Blair Back in 'Supernatural' Form
An Oscar nominee at age 15 for the classic 1973 horror movie, Blair hasn't performed much in recent years, focusing her energy on her continuing efforts toward animal welfare. That drew the attention of the syndicated magazine program "Extra," which then campaigned to land Blair another acting role. The result: her "Supernatural" guest stint Thursday, Nov. 9, on The CW.
The new episode casts her as a police detective who suspects demon-fighting brothers Sam and Dean (series stars Jared Padalecki and Jensen Ackles) of killing an attorney and his wife. She starts to have threatening visions and tells her partner and boyfriend (fellow guest star Jason Gedrick, "Windfall"), but he doesn't believe she's in imminent danger, forcing her to rely on the siblings who have seen enough to know she isn't lying.
Blair is friends with a number of "Extra" staff members, and she says that in covering her Linda Blair WorldHeart Foundation (which rescued 51 dogs in Louisiana in the wake of Hurricane Katrina), "They thought, 'This woman needs a helping hand,' so they asked to line up some meetings for me at Warner Bros. for work. That's not the normal route you take.
"'Supernatural' came through, but I had my concerns. I'd turned it down in the past because of the demons, and I had worked so hard to have a clean slate. I'll do maybe one festival a year, but I haven't done anything mainstream. I love 'Supernatural' as a fan, but I was afraid that if I put myself in that position industrywise, I would suffer consequences. You just have to watch what you do."
Indeed, despite other projects ranging from "Airport 1975" and "Roller Boogie" to the TV movies "Born Innocent" and "Sarah T. - Portrait of a Teenage Alcoholic," Blair's main calling card has remained the role of possessed Regan MacNeil in "The Exorcist." Thus, she was relieved the "Supernatural" staff "honored everything I asked for. They gave me a wonderful, strong part with lots of colors, and I'm in 85 percent of this thing. I felt they respected everything I wanted, so I said, 'OK.'
"How come Anthony Hopkins can play the most horrifying creature in cinematic history," Blair says of his portrayal of Hannibal Lecter, "then go on to do a romantic film? It's because he's an actor, but the industry has not been quite as forgiving with me.
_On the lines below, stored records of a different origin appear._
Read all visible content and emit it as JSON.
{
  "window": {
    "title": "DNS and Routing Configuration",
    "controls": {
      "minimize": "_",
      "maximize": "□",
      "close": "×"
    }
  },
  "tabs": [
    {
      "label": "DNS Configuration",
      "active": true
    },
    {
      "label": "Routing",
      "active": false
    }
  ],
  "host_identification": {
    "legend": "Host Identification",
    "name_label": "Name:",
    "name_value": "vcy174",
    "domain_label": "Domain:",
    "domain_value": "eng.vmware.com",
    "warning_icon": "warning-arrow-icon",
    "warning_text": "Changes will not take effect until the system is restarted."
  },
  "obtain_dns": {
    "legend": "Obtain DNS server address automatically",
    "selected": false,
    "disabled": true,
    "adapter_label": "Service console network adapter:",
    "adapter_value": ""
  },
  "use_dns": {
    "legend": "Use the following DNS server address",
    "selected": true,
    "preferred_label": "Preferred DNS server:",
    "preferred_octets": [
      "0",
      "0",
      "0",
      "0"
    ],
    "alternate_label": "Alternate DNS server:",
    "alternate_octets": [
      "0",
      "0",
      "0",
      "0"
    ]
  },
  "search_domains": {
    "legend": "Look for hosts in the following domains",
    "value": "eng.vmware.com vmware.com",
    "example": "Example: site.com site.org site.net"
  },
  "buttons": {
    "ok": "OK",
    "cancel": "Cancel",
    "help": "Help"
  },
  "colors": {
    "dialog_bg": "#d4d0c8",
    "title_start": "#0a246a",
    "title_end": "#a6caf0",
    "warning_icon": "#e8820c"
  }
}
"Over and over, people ask me why I'm not working more. That's one of the reasons I turned to what was needed, knowing that maybe the career will come back someday. 'The Exorcist' is a very big thing, and I understand that and I have great respect for it, but I need to be seen in many different lights."
Blair's "Supernatural" episode ends with the words "to be continued," but she claims not to know if the show's producers want her to return. She says the cast and crew make it "one of the nicest sets," and she forged a particular bond with Padalecki, who owns two rescued dogs. "Everyone is hardworking, but boys like to have fun. They just goof around, but then as soon as someone yells 'Camera!' they're on it. There's a lot of special effects, and it's really intricate."
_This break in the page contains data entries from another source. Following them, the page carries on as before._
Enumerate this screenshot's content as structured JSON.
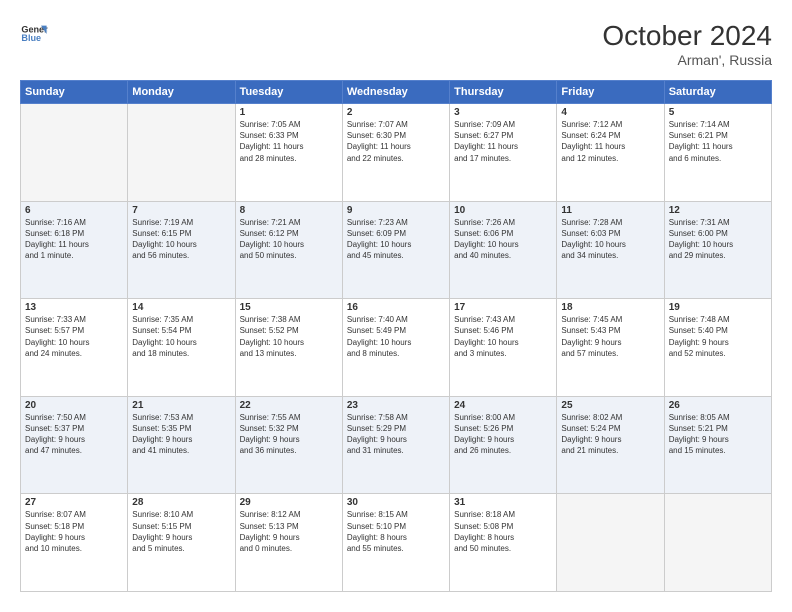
{
  "header": {
    "logo_line1": "General",
    "logo_line2": "Blue",
    "month": "October 2024",
    "location": "Arman', Russia"
  },
  "weekdays": [
    "Sunday",
    "Monday",
    "Tuesday",
    "Wednesday",
    "Thursday",
    "Friday",
    "Saturday"
  ],
  "weeks": [
    [
      {
        "day": "",
        "info": ""
      },
      {
        "day": "",
        "info": ""
      },
      {
        "day": "1",
        "info": "Sunrise: 7:05 AM\nSunset: 6:33 PM\nDaylight: 11 hours\nand 28 minutes."
      },
      {
        "day": "2",
        "info": "Sunrise: 7:07 AM\nSunset: 6:30 PM\nDaylight: 11 hours\nand 22 minutes."
      },
      {
        "day": "3",
        "info": "Sunrise: 7:09 AM\nSunset: 6:27 PM\nDaylight: 11 hours\nand 17 minutes."
      },
      {
        "day": "4",
        "info": "Sunrise: 7:12 AM\nSunset: 6:24 PM\nDaylight: 11 hours\nand 12 minutes."
      },
      {
        "day": "5",
        "info": "Sunrise: 7:14 AM\nSunset: 6:21 PM\nDaylight: 11 hours\nand 6 minutes."
      }
    ],
    [
      {
        "day": "6",
        "info": "Sunrise: 7:16 AM\nSunset: 6:18 PM\nDaylight: 11 hours\nand 1 minute."
      },
      {
        "day": "7",
        "info": "Sunrise: 7:19 AM\nSunset: 6:15 PM\nDaylight: 10 hours\nand 56 minutes."
      },
      {
        "day": "8",
        "info": "Sunrise: 7:21 AM\nSunset: 6:12 PM\nDaylight: 10 hours\nand 50 minutes."
      },
      {
        "day": "9",
        "info": "Sunrise: 7:23 AM\nSunset: 6:09 PM\nDaylight: 10 hours\nand 45 minutes."
      },
      {
        "day": "10",
        "info": "Sunrise: 7:26 AM\nSunset: 6:06 PM\nDaylight: 10 hours\nand 40 minutes."
      },
      {
        "day": "11",
        "info": "Sunrise: 7:28 AM\nSunset: 6:03 PM\nDaylight: 10 hours\nand 34 minutes."
      },
      {
        "day": "12",
        "info": "Sunrise: 7:31 AM\nSunset: 6:00 PM\nDaylight: 10 hours\nand 29 minutes."
      }
    ],
    [
      {
        "day": "13",
        "info": "Sunrise: 7:33 AM\nSunset: 5:57 PM\nDaylight: 10 hours\nand 24 minutes."
      },
      {
        "day": "14",
        "info": "Sunrise: 7:35 AM\nSunset: 5:54 PM\nDaylight: 10 hours\nand 18 minutes."
      },
      {
        "day": "15",
        "info": "Sunrise: 7:38 AM\nSunset: 5:52 PM\nDaylight: 10 hours\nand 13 minutes."
      },
      {
        "day": "16",
        "info": "Sunrise: 7:40 AM\nSunset: 5:49 PM\nDaylight: 10 hours\nand 8 minutes."
      },
      {
        "day": "17",
        "info": "Sunrise: 7:43 AM\nSunset: 5:46 PM\nDaylight: 10 hours\nand 3 minutes."
      },
      {
        "day": "18",
        "info": "Sunrise: 7:45 AM\nSunset: 5:43 PM\nDaylight: 9 hours\nand 57 minutes."
      },
      {
        "day": "19",
        "info": "Sunrise: 7:48 AM\nSunset: 5:40 PM\nDaylight: 9 hours\nand 52 minutes."
      }
    ],
    [
      {
        "day": "20",
        "info": "Sunrise: 7:50 AM\nSunset: 5:37 PM\nDaylight: 9 hours\nand 47 minutes."
      },
      {
        "day": "21",
        "info": "Sunrise: 7:53 AM\nSunset: 5:35 PM\nDaylight: 9 hours\nand 41 minutes."
      },
      {
        "day": "22",
        "info": "Sunrise: 7:55 AM\nSunset: 5:32 PM\nDaylight: 9 hours\nand 36 minutes."
      },
      {
        "day": "23",
        "info": "Sunrise: 7:58 AM\nSunset: 5:29 PM\nDaylight: 9 hours\nand 31 minutes."
      },
      {
        "day": "24",
        "info": "Sunrise: 8:00 AM\nSunset: 5:26 PM\nDaylight: 9 hours\nand 26 minutes."
      },
      {
        "day": "25",
        "info": "Sunrise: 8:02 AM\nSunset: 5:24 PM\nDaylight: 9 hours\nand 21 minutes."
      },
      {
        "day": "26",
        "info": "Sunrise: 8:05 AM\nSunset: 5:21 PM\nDaylight: 9 hours\nand 15 minutes."
      }
    ],
    [
      {
        "day": "27",
        "info": "Sunrise: 8:07 AM\nSunset: 5:18 PM\nDaylight: 9 hours\nand 10 minutes."
      },
      {
        "day": "28",
        "info": "Sunrise: 8:10 AM\nSunset: 5:15 PM\nDaylight: 9 hours\nand 5 minutes."
      },
      {
        "day": "29",
        "info": "Sunrise: 8:12 AM\nSunset: 5:13 PM\nDaylight: 9 hours\nand 0 minutes."
      },
      {
        "day": "30",
        "info": "Sunrise: 8:15 AM\nSunset: 5:10 PM\nDaylight: 8 hours\nand 55 minutes."
      },
      {
        "day": "31",
        "info": "Sunrise: 8:18 AM\nSunset: 5:08 PM\nDaylight: 8 hours\nand 50 minutes."
      },
      {
        "day": "",
        "info": ""
      },
      {
        "day": "",
        "info": ""
      }
    ]
  ]
}
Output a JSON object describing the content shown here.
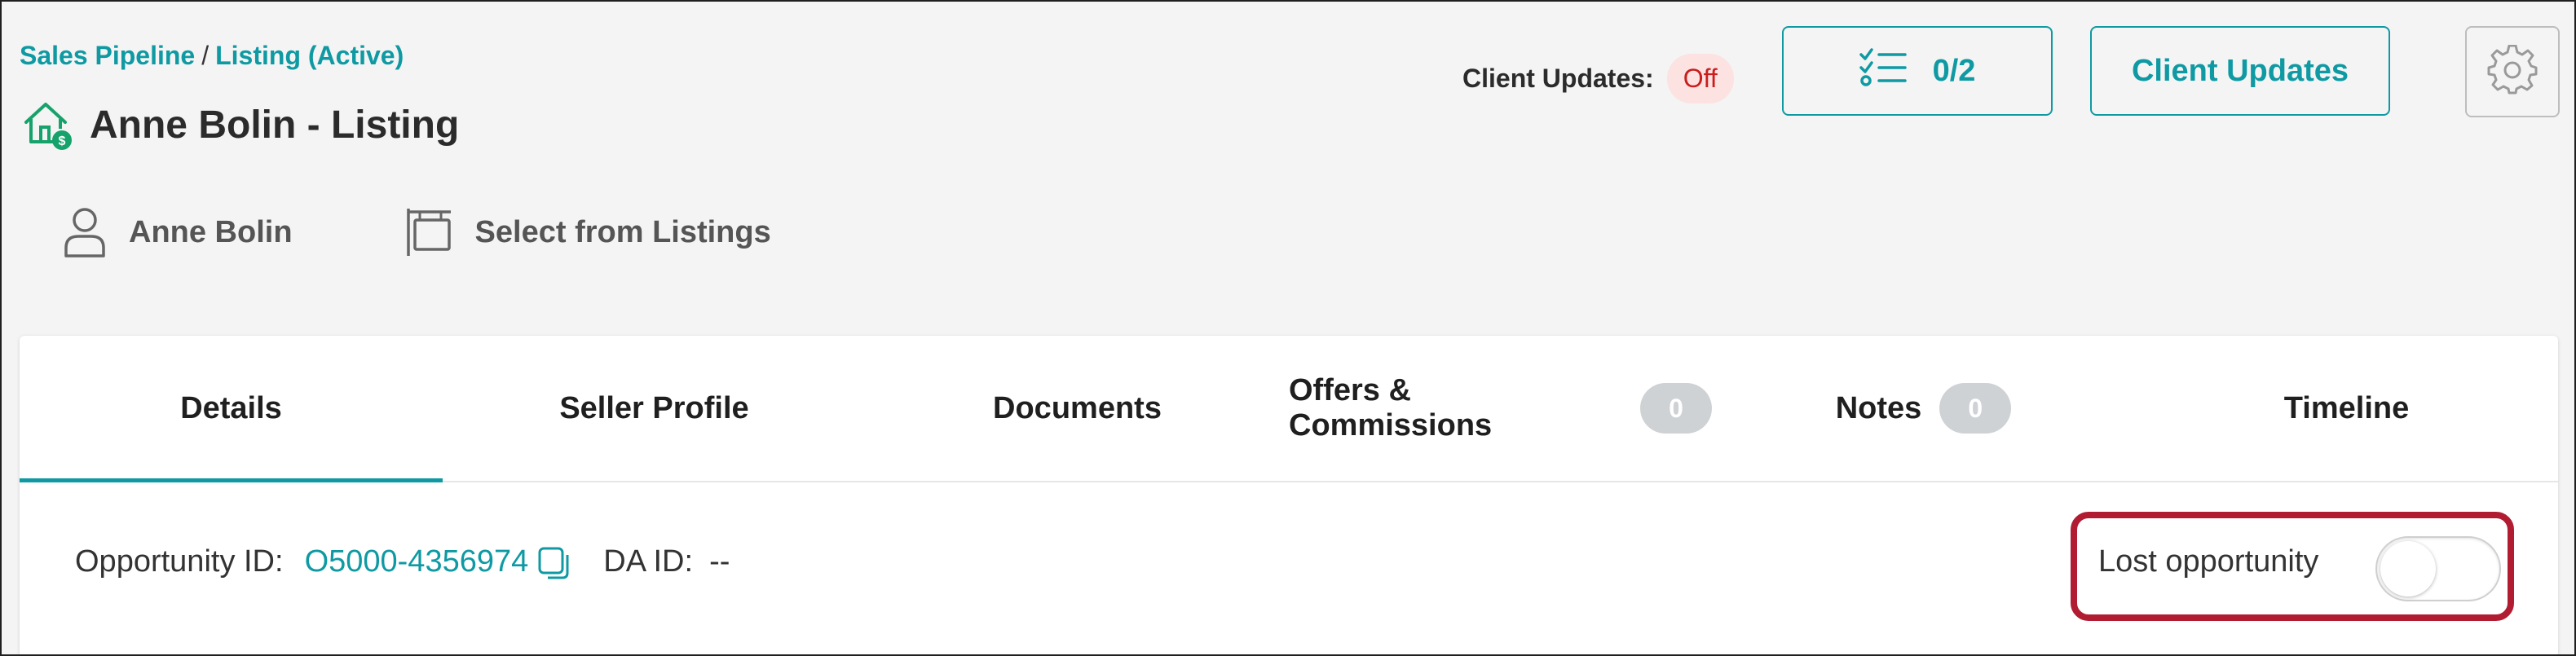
{
  "breadcrumb": {
    "items": [
      "Sales Pipeline",
      "Listing (Active)"
    ],
    "separator": "/"
  },
  "header": {
    "title": "Anne Bolin - Listing",
    "icon": "house-dollar-icon"
  },
  "meta": {
    "contact_name": "Anne Bolin",
    "listing_select": "Select from Listings"
  },
  "top_right": {
    "client_updates_label": "Client Updates:",
    "client_updates_status": "Off",
    "tasks_count": "0/2",
    "client_updates_button": "Client Updates",
    "settings_icon": "gear-icon"
  },
  "tabs": [
    {
      "label": "Details",
      "active": true
    },
    {
      "label": "Seller Profile"
    },
    {
      "label": "Documents"
    },
    {
      "label": "Offers & Commissions",
      "badge": "0"
    },
    {
      "label": "Notes",
      "badge": "0"
    },
    {
      "label": "Timeline"
    }
  ],
  "details": {
    "opportunity_label": "Opportunity ID:",
    "opportunity_id": "O5000-4356974",
    "da_label": "DA ID:",
    "da_value": "--",
    "lost_label": "Lost opportunity",
    "lost_value": false
  },
  "colors": {
    "accent": "#0f9aa3",
    "highlight": "#b11c33",
    "off_bg": "#fde2e2",
    "off_text": "#c81e1e"
  }
}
Should "Supernatural" seek her services again, Blair maintains, "I don't think I could do a series regularly, because of the time element. Could I do a recurring role or a multiple-episode arc? Yeah. Think of what they did for someone like Sally Field on 'ER.' There are some wonderful shows I would love to guest on. For some reason, everyone thinks they know me, but no one knows me. I'm not the one you cast as the usual mother type."
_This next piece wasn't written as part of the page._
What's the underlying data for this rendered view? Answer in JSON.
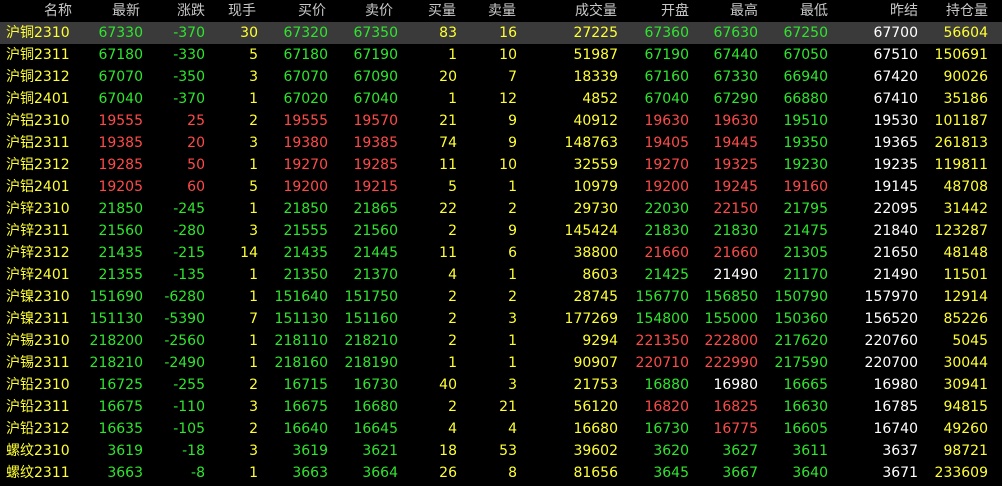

Recently honored with a proclamation from the City of Los Angeles, the Linda Blair WorldHeart Foundation (www.lindablairworldheart.com) advocates the rescue and adoption of animals.
"It wasn't that I didn't love my work," Blair says of her dedication to the organization, "but we do have a crisis in America, and maybe somebody needed to shine the light so people could come. We have large organizations, but their hands are full, and they're not as involved in the sheltering of animals. Most people don't understand that."
Being left with little time to pursue acting roles hasn't surprised Blair. "I was doing education and rescue, and I realized this is getting out of control. There's no way rescuers across America can help the number of animals being thrown away or abandoned. I was caught up in the circle of not being able to stop, but also being unable to go back to work (because of time constraints)."
Now, Blair is hoping to accomplish both, thanks to "a few in the community who are trying to help me make a difference."